La messe serait déjà dite avant que d'être célébrée. Les élections européennes des 22-25 mai 2014 feront le constat désabusé d'une Europe en perte de vitesse. Ébranlée par la crise de l'euro, décrédibilisée par son incapacité à parler d'une voix unique sur la scène mondiale, structurellement fragilisée par son atonie démographique, l'Europe n'aurait plus le vent en poupe face aux BRICs qui la talonnent voire la dépassent.
Zaki Laïdi nous invite à reconsidérer ce « reflux de l'Europe » au-delà de ces a priori simplistes. Son court ouvrage comporte deux parties. La première est consacrée à la crise de l'euro. Il rappelle que cette crise n'est pas née en Europe mais aux États-Unis. Sa propagation au Vieux continent a révélé les faiblesses intrinsèques du modèle européen.
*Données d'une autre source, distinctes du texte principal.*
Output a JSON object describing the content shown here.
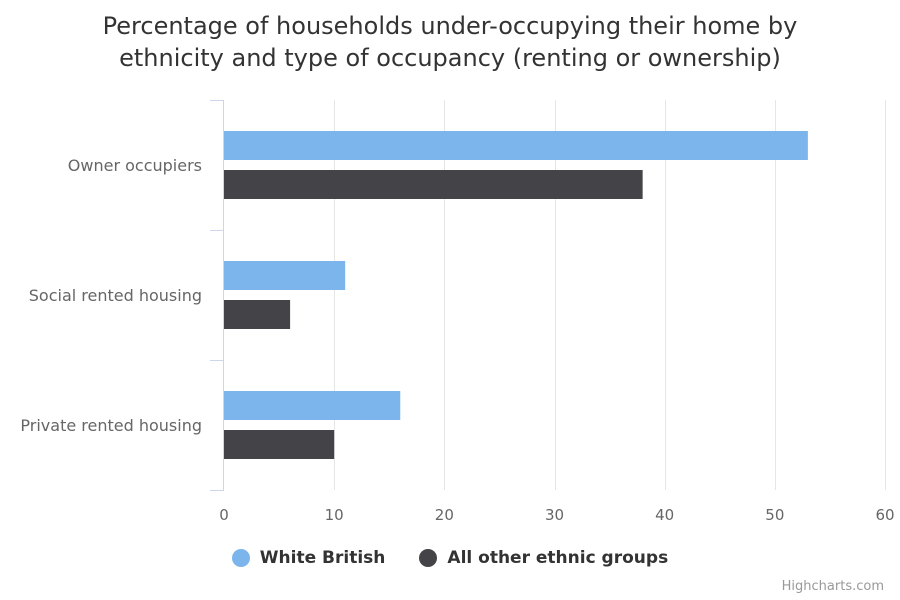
{
  "chart_data": {
    "type": "bar",
    "orientation": "horizontal",
    "title_lines": [
      "Percentage of households under-occupying their home by",
      "ethnicity and type of occupancy (renting or ownership)"
    ],
    "categories": [
      "Owner occupiers",
      "Social rented housing",
      "Private rented housing"
    ],
    "series": [
      {
        "name": "White British",
        "color": "#7cb5ec",
        "values": [
          53,
          11,
          16
        ]
      },
      {
        "name": "All other ethnic groups",
        "color": "#434348",
        "values": [
          38,
          6,
          10
        ]
      }
    ],
    "xlim": [
      0,
      60
    ],
    "ticks": [
      0,
      10,
      20,
      30,
      40,
      50,
      60
    ],
    "grid": true,
    "legend_position": "bottom"
  },
  "credits": "Highcharts.com"
}
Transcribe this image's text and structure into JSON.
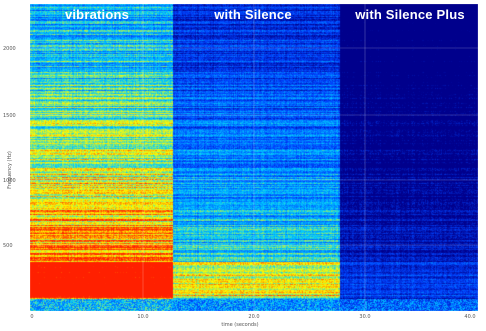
{
  "chart_data": {
    "type": "heatmap",
    "title": "",
    "xlabel": "time (seconds)",
    "ylabel": "Frequency (Hz)",
    "segments": [
      {
        "name": "vibrations",
        "label": "vibrations",
        "x_range": [
          0,
          11.8
        ],
        "intensity": 0.82
      },
      {
        "name": "with Silence",
        "label": "with Silence",
        "x_range": [
          11.8,
          25.7
        ],
        "intensity": 0.55
      },
      {
        "name": "with Silence Plus",
        "label": "with Silence Plus",
        "x_range": [
          25.7,
          37.2
        ],
        "intensity": 0.25
      }
    ],
    "x_ticks": [
      "0",
      "10.0",
      "20.0",
      "30.0",
      "40.0"
    ],
    "y_ticks": [
      "2000",
      "1500",
      "1000",
      "500"
    ],
    "color_scale": [
      "#00008c",
      "#0044ff",
      "#00ccff",
      "#ffff00",
      "#ff2000"
    ],
    "grid": true
  }
}
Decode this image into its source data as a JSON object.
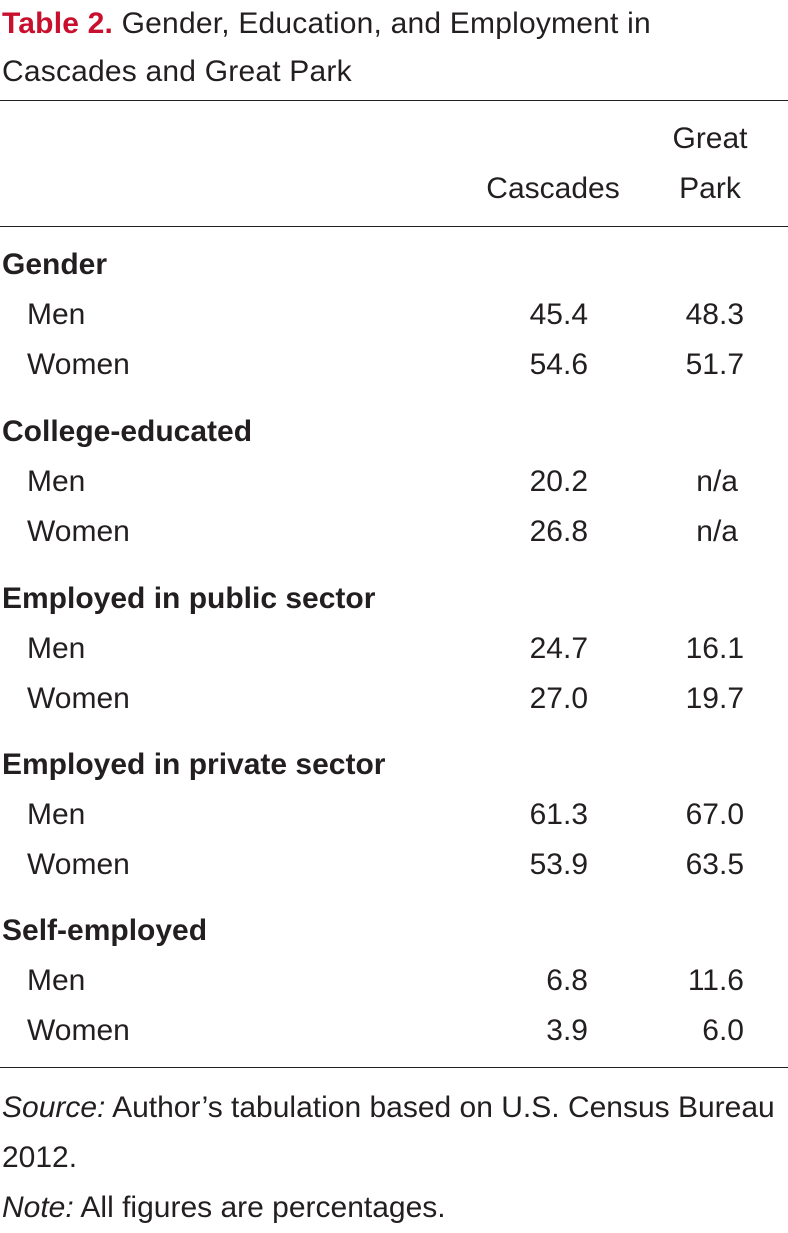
{
  "title": {
    "label": "Table 2.",
    "text": "Gender, Education, and Employment in Cascades and Great Park"
  },
  "columns": {
    "col1": "Cascades",
    "col2_line1": "Great",
    "col2_line2": "Park"
  },
  "groups": [
    {
      "name": "Gender",
      "rows": [
        {
          "label": "Men",
          "cascades": "45.4",
          "great_park": "48.3"
        },
        {
          "label": "Women",
          "cascades": "54.6",
          "great_park": "51.7"
        }
      ]
    },
    {
      "name": "College-educated",
      "rows": [
        {
          "label": "Men",
          "cascades": "20.2",
          "great_park": "n/a"
        },
        {
          "label": "Women",
          "cascades": "26.8",
          "great_park": "n/a"
        }
      ]
    },
    {
      "name": "Employed in public sector",
      "rows": [
        {
          "label": "Men",
          "cascades": "24.7",
          "great_park": "16.1"
        },
        {
          "label": "Women",
          "cascades": "27.0",
          "great_park": "19.7"
        }
      ]
    },
    {
      "name": "Employed in private sector",
      "rows": [
        {
          "label": "Men",
          "cascades": "61.3",
          "great_park": "67.0"
        },
        {
          "label": "Women",
          "cascades": "53.9",
          "great_park": "63.5"
        }
      ]
    },
    {
      "name": "Self-employed",
      "rows": [
        {
          "label": "Men",
          "cascades": "6.8",
          "great_park": "11.6"
        },
        {
          "label": "Women",
          "cascades": "3.9",
          "great_park": "6.0"
        }
      ]
    }
  ],
  "source": {
    "label": "Source:",
    "text": "Author’s tabulation based on U.S. Census Bureau 2012."
  },
  "note": {
    "label": "Note:",
    "text": "All figures are percentages."
  }
}
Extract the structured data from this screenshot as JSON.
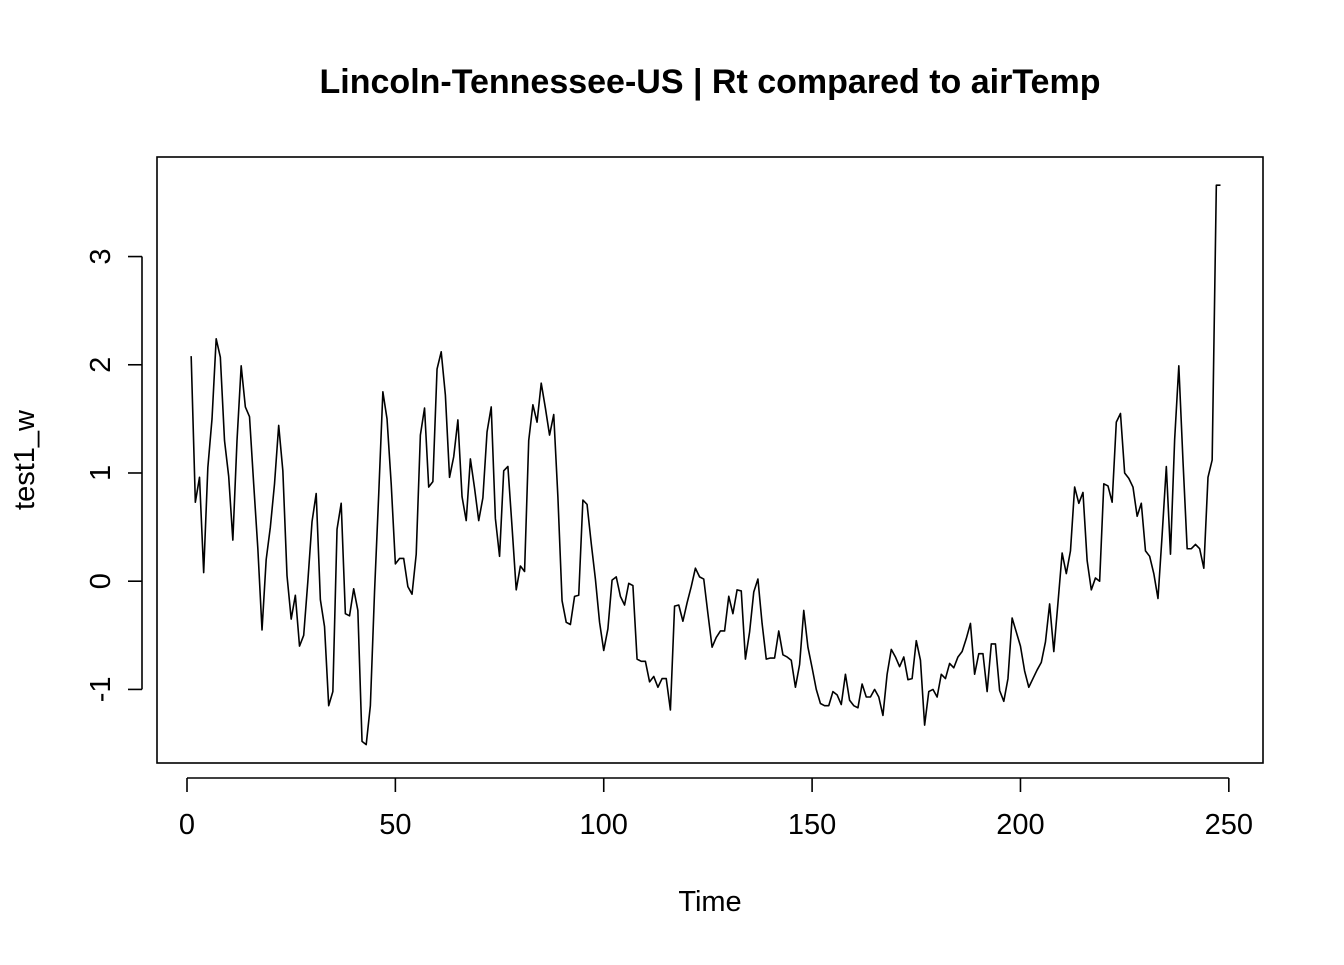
{
  "chart_data": {
    "type": "line",
    "title": "Lincoln-Tennessee-US | Rt compared to airTemp",
    "xlabel": "Time",
    "ylabel": "test1_w",
    "xlim": [
      -7.2,
      258.2
    ],
    "ylim": [
      -1.68,
      3.92
    ],
    "x_ticks": [
      0,
      50,
      100,
      150,
      200,
      250
    ],
    "y_ticks": [
      -1,
      0,
      1,
      2,
      3
    ],
    "x_tick_labels": [
      "0",
      "50",
      "100",
      "150",
      "200",
      "250"
    ],
    "y_tick_labels": [
      "-1",
      "0",
      "1",
      "2",
      "3"
    ],
    "grid": false,
    "legend": "none",
    "line_color": "#000000",
    "series": [
      {
        "x_start": 1,
        "x_step": 1,
        "values": [
          2.08,
          0.73,
          0.96,
          0.08,
          1.05,
          1.5,
          2.24,
          2.07,
          1.3,
          0.97,
          0.38,
          1.3,
          1.99,
          1.61,
          1.52,
          0.9,
          0.3,
          -0.45,
          0.2,
          0.5,
          0.9,
          1.44,
          1.02,
          0.05,
          -0.35,
          -0.13,
          -0.6,
          -0.5,
          0.0,
          0.55,
          0.81,
          -0.17,
          -0.42,
          -1.15,
          -1.02,
          0.48,
          0.72,
          -0.3,
          -0.32,
          -0.07,
          -0.27,
          -1.48,
          -1.51,
          -1.15,
          -0.1,
          0.8,
          1.75,
          1.5,
          0.9,
          0.16,
          0.21,
          0.21,
          -0.05,
          -0.12,
          0.25,
          1.35,
          1.6,
          0.87,
          0.92,
          1.96,
          2.12,
          1.72,
          0.96,
          1.15,
          1.49,
          0.78,
          0.56,
          1.13,
          0.86,
          0.56,
          0.77,
          1.38,
          1.61,
          0.58,
          0.23,
          1.02,
          1.06,
          0.5,
          -0.08,
          0.14,
          0.09,
          1.3,
          1.63,
          1.47,
          1.83,
          1.6,
          1.35,
          1.54,
          0.78,
          -0.18,
          -0.38,
          -0.4,
          -0.14,
          -0.13,
          0.75,
          0.71,
          0.35,
          0.02,
          -0.38,
          -0.64,
          -0.44,
          0.01,
          0.04,
          -0.14,
          -0.22,
          -0.02,
          -0.04,
          -0.72,
          -0.74,
          -0.74,
          -0.93,
          -0.88,
          -0.98,
          -0.9,
          -0.9,
          -1.19,
          -0.23,
          -0.22,
          -0.37,
          -0.2,
          -0.05,
          0.12,
          0.04,
          0.02,
          -0.3,
          -0.61,
          -0.52,
          -0.46,
          -0.46,
          -0.14,
          -0.3,
          -0.08,
          -0.09,
          -0.72,
          -0.47,
          -0.1,
          0.02,
          -0.39,
          -0.72,
          -0.71,
          -0.71,
          -0.46,
          -0.68,
          -0.7,
          -0.73,
          -0.98,
          -0.77,
          -0.27,
          -0.61,
          -0.8,
          -1.0,
          -1.13,
          -1.15,
          -1.15,
          -1.02,
          -1.05,
          -1.14,
          -0.86,
          -1.1,
          -1.15,
          -1.17,
          -0.95,
          -1.07,
          -1.07,
          -1.0,
          -1.07,
          -1.24,
          -0.86,
          -0.63,
          -0.7,
          -0.79,
          -0.7,
          -0.91,
          -0.9,
          -0.55,
          -0.73,
          -1.33,
          -1.02,
          -1.0,
          -1.07,
          -0.86,
          -0.9,
          -0.76,
          -0.8,
          -0.7,
          -0.65,
          -0.53,
          -0.39,
          -0.86,
          -0.67,
          -0.67,
          -1.02,
          -0.58,
          -0.58,
          -1.01,
          -1.11,
          -0.9,
          -0.34,
          -0.47,
          -0.6,
          -0.83,
          -0.98,
          -0.9,
          -0.82,
          -0.75,
          -0.56,
          -0.21,
          -0.65,
          -0.2,
          0.26,
          0.07,
          0.28,
          0.87,
          0.72,
          0.82,
          0.19,
          -0.08,
          0.03,
          0.0,
          0.9,
          0.88,
          0.73,
          1.47,
          1.55,
          1.0,
          0.95,
          0.87,
          0.6,
          0.72,
          0.28,
          0.23,
          0.07,
          -0.16,
          0.43,
          1.06,
          0.25,
          1.31,
          1.99,
          1.11,
          0.3,
          0.3,
          0.34,
          0.3,
          0.12,
          0.96,
          1.12,
          3.66,
          3.66
        ]
      }
    ]
  }
}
Une union monétaire sans union budgétaire n'est en effet viable qu'à condition de respecter une discipline stricte. Or, la vertu ne suffit plus face à la bourrasque dans laquelle l'économie mondiale est emportée en 2008. Une crise relativement limitée (la Grèce ne représente que 2 % du PNB européen) fait trembler l'Europe sur ses bases.
L'Europe qui, depuis sa création, avait promu des principes de régulations stables capables de réduire les risques systémiques mondiaux devient brusquement à son tour un facteur de risques. Renversant les perspectives,
Zaki Laïdi examine les répercussions internationales de la crise de l'euro. Les États-Unis ne se sont pas réjouis longtemps de l'affaiblissement d'un concurrent économique. Ils ont très vite mesuré les risques commerciaux et financiers induits : baisse des importations européennes, exposition de leurs banques. Aussi ont-ils pris partie en faveur des positions françaises, n'hésitant pas à afficher, par exemple lors du sommet du G20 à Cannes en novembre 2011, un soutien inédit au président français. La position de la Chine est plus intéressante. L'Europe est son premier client – devant les États-Unis. Elle a donc tout intérêt à ce qu'elle ne réduise pas ses achats. La Chine ne mesure pas la dimension transnationale de l'Europe. Elle n'y voit qu'un jeu interétatique et a choisi son interlocuteur : ce sera l'Allemagne, la puissance la plus forte et le partenaire commercial le plus important.
Zaki Laïdi constate que le modèle multilatéral prôné par l'Europe a atteint ses limites. La décennie 1990 aura marqué un âge d'or hélas bien vite périmé : sommet de Rio en 1992, création de l'OMC en 1994, traité d'interdiction complète des essais nucléaires en 1996, protocole de Kyoto en 1997, création de la Cour pénale internationale en 1998 … Tout semblait sourire au multilatéralisme après l'effondrement du duopole américano-soviétique. le monde au XXIème siècle est devenu multipolaire ; il n'en est pas pour autant resté multilatéral. Au contraire : on assiste à la résurgence du souverainisme dans les relations internationales. L'Europe en fait les frais dans deux domaines où elle avait beaucoup investi : le climat et le commerce. Copenhague a constitué un camouflet pour l'Europe. Elle a été marginalisée par les États-Unis et les pays émergents qui ont négocié, sans elle, un accord a minima. le cycle de Doha connaît un sort identique. L'impasse qu'il rencontre conduit à la multiplication d'accords bilatéraux. C'était hier un accord entre l'UE et la Corée du Sud ; ce sera demain peut-être le TTIP avec les États-Unis qui bénéficiera au premier chef au Royaume-Uni dont on néglige qu'il deviendra en 2030 la première puissance économique européenne devant la France et l'Allemagne.
Le bilan est-il si sombre ? Il l'est du point de vue de la construction européenne. Il l'est moins du point de vue des États européens. Comme le montre l'actualité stratégique, l'Europe bégaie quand elle ne balbutie pas ; mais les États européens sont, eux, plus actifs que jamais. La France intervient en
Côte d'Ivoire, en Libye, en Centrafrique. Les Allemands affirment haut et fort leurs intérêts nationaux, tenant tête aux Américains en Irak, écornant l'amitié franco-allemande au Mali. Les Britanniques, quant à eux, referment le cycle de Suez en intensifiant leurs relations avec la France.
Zaki Laïdi retrouve ainsi la thèse inlassablement défendue par
Maxime Lefebvre : la construction de l'Europe est d'abord celle des nations qui la composent.